Ela também reforça que optou por um horário com pouco movimento, pois não participa de aglomerações, e disse acreditar que o maior risco são baladas, encontros com muitas pessoas e festas clandestinas que desrespeitam as normas de distanciamento social.
O perfil no Facebook divulgado no tuíte do deputado é a conta pessoal da enfermeira. Desde o domingo, no entanto, Mônica relata que foram criadas diversas contas e postagens falsas em redes sociais com o nome dela.
Quem é Gil Diniz?
Gildevanio Ilso dos Santos Diniz, conhecido também como Gil Diniz, é deputado estadual de São Paulo (sem partido). Foi filiado ao Partido Social Cristão (PSC) de 2015 a 2018. Após sua saída do PSC, foi filiado ao Partido Social Liberal (PSL), até ser expulso em 2020 por disseminação de notícias falsas e ataques a instituições democráticas, como o Supremo Tribunal Federal (STF). Antes de ingressar na carreira política, Gil trabalhava nos Correios, como carteiro na zona leste de São Paulo.
Gil Diniz tem ligação com Eduardo e Carlos Bolsonaro desde 2014. No período em que esteve filiado ao partido PSC, Diniz foi assessor da equipe de Eduardo Bolsonaro. Em 2018, foi eleito deputado estadual pelo PSL em São Paulo com 214.037 votos.
Por que investigamos?
Em sua terceira fase, o Comprova investiga conteúdos duvidosos relacionados às políticas públicas do governo federal e à pandemia do coronavírus que tenham grande alcance nas redes sociais. O conteúdo que motivou esta verificação teve, até o fechamento desta reportagem, 4,1 mil compartilhamentos no Twitter e 19 mil no Facebook.

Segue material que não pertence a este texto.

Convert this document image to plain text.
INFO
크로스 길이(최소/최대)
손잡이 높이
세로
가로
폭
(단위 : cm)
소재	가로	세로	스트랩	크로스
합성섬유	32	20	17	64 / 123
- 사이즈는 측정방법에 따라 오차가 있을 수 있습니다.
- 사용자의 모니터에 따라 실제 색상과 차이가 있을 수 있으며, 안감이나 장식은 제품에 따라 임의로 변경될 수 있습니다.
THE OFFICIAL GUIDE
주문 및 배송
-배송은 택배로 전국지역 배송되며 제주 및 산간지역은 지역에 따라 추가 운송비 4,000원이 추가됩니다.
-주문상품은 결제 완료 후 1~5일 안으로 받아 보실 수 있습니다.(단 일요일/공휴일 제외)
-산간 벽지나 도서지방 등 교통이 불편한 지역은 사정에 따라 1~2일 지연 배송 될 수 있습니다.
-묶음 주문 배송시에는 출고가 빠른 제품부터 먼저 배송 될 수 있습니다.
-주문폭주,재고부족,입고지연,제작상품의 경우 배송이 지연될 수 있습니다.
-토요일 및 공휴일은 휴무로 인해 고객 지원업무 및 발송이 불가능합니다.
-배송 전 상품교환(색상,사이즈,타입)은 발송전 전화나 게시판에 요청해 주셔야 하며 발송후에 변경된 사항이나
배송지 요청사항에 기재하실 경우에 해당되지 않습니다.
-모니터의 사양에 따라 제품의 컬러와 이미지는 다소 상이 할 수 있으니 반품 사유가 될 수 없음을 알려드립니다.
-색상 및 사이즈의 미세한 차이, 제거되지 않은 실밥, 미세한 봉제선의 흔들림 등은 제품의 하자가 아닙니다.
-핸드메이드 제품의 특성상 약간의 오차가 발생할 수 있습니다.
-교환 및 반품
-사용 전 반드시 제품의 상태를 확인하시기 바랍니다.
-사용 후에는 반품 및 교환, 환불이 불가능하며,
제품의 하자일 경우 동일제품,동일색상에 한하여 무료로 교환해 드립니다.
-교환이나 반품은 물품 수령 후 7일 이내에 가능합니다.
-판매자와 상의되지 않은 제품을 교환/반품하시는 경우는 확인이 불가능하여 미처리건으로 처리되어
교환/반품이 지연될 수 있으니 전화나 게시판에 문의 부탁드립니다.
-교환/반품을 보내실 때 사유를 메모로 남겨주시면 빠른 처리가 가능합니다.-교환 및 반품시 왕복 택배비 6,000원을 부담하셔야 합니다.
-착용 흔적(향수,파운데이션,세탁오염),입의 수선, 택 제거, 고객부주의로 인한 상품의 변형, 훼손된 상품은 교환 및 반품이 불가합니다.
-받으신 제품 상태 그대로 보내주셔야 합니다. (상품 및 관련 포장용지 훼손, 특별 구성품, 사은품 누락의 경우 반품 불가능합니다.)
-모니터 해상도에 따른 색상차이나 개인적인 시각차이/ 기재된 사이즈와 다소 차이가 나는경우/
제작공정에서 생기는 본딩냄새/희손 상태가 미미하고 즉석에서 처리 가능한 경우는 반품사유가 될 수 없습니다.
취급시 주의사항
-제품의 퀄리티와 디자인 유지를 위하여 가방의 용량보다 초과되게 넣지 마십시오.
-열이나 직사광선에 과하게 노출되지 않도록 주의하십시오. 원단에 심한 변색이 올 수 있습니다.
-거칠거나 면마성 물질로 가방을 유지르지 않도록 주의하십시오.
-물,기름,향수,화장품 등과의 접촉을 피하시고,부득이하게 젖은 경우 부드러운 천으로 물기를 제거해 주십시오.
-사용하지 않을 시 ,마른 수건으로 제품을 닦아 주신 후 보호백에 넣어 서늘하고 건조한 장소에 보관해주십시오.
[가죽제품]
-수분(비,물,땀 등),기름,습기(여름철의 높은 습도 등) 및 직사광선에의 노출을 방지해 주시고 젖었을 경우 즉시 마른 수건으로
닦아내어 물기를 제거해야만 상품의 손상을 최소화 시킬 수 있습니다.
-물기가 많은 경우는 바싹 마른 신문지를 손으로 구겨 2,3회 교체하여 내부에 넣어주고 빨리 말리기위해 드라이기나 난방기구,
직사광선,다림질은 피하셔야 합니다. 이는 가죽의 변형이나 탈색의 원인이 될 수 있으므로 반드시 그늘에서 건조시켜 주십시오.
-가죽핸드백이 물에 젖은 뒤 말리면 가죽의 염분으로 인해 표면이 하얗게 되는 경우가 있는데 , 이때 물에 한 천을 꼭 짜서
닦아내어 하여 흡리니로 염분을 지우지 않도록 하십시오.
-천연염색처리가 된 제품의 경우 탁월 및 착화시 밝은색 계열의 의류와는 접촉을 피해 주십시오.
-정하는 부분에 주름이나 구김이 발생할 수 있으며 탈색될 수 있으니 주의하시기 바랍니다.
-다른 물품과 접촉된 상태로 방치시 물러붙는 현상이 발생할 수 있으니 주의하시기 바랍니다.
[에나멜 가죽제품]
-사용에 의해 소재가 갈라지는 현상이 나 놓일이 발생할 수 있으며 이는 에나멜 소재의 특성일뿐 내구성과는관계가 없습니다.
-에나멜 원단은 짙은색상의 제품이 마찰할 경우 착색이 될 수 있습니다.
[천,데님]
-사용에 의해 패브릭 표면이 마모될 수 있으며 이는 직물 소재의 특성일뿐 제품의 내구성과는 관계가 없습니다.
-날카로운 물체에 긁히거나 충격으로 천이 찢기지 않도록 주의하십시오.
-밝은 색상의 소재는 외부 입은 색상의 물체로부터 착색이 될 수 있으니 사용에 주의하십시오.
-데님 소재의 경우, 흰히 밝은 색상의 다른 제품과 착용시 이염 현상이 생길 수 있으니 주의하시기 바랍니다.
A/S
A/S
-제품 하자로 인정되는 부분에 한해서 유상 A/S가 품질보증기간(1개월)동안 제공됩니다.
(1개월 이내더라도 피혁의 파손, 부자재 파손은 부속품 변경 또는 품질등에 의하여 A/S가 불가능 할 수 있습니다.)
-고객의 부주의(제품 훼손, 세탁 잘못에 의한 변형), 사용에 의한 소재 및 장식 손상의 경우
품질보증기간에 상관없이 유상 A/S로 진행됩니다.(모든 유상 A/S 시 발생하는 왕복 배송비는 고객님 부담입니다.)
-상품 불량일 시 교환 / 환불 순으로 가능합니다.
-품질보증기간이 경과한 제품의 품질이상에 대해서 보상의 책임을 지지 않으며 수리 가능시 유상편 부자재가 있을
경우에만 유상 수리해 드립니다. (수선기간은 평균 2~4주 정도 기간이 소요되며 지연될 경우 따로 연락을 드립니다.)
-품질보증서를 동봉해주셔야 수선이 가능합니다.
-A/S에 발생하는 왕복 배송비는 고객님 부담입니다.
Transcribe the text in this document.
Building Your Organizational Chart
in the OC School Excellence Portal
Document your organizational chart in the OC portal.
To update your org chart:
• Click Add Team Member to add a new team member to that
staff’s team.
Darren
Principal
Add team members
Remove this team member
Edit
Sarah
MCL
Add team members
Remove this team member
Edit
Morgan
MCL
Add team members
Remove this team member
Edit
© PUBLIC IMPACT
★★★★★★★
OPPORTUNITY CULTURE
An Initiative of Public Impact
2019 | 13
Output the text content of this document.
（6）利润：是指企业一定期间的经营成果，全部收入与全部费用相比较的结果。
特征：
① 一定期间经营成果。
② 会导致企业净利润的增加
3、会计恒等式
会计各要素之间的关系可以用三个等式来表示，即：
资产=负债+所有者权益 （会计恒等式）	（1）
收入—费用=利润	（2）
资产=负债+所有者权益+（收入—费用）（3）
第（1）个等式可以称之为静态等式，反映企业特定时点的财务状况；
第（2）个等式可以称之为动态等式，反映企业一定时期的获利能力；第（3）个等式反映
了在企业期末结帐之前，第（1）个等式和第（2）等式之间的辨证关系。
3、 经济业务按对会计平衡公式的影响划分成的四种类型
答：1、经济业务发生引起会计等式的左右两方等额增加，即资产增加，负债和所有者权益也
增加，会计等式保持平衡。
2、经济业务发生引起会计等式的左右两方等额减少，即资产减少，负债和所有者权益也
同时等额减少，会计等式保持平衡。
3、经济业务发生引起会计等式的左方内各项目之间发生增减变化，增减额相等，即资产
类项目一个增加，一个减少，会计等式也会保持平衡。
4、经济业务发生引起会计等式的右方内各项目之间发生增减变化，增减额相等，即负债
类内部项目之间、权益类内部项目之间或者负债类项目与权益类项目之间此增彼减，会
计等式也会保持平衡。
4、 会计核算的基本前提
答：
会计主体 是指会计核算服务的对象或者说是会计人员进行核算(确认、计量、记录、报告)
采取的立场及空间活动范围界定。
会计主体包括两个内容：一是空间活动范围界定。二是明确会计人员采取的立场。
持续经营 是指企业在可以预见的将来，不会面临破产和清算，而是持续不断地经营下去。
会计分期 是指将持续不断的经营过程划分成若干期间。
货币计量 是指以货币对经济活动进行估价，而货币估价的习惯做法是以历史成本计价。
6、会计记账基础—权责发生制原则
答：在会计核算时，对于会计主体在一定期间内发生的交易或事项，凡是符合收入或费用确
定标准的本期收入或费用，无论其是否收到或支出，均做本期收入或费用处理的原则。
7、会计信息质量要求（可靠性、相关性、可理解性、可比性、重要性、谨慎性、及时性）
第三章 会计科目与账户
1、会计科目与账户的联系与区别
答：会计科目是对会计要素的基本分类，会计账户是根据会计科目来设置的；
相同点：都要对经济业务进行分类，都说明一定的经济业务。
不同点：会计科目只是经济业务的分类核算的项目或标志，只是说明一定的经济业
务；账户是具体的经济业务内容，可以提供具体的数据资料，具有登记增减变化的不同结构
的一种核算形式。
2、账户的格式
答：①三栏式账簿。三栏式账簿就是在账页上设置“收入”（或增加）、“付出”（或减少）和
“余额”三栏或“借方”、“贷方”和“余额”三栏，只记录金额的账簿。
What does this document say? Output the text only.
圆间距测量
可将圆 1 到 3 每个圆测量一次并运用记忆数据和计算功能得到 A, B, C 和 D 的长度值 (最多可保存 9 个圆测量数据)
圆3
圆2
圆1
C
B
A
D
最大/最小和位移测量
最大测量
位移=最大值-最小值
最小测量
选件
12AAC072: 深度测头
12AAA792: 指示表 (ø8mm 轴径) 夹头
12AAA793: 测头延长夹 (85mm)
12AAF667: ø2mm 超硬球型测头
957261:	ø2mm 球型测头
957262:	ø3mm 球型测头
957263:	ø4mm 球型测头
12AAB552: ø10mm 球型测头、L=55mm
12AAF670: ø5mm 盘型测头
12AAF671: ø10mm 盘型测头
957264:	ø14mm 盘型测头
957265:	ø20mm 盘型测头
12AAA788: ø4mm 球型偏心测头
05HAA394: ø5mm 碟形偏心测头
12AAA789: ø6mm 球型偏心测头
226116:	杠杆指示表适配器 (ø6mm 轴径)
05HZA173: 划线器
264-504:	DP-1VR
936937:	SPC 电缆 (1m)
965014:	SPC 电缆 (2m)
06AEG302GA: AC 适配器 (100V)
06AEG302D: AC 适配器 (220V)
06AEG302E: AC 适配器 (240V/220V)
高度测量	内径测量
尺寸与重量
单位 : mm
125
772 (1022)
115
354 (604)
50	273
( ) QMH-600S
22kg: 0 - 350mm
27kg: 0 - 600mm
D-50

Após muita repercussão sobre a eficácia da vacina e estudos e testes na preparação da CoronaVac no Brasil, o post é problemático pois põe dúvida na efetividade do plano de imunização contra a covid-19. Além disso, usa de informações pessoais de Mônica Calazans – como a foto na praia, por exemplo – para validar seu argumento.
O G1 – Fato ou Fake publicou na segunda-feira (18) uma verificação a respeito de mensagem nas redes sociais afirmando que a enfermeira Mônica já havia tomado anteriormente a dose da vacina, e que portanto não precisaria de outra dose. A Agência Lupa, também fez checagem da postagem de Diniz.
Falso, para o Comprova, é conteúdo inventado ou que tenha sofrido edições para mudar o seu significado original e divulgado de modo deliberado para espalhar uma mentira.
Projeto Comprova
Depois de um período especial de 75 dias dedicado exclusivamente à verificação de conteúdos suspeitos sobre o coronavírus e a covid-19, o Projeto Comprova começou em 10 de junho a terceira fase de suas operações de combate à desinformação e a conteúdos enganosos na internet. O objetivo da iniciativa é expandir a disseminação das informações verdadeiras.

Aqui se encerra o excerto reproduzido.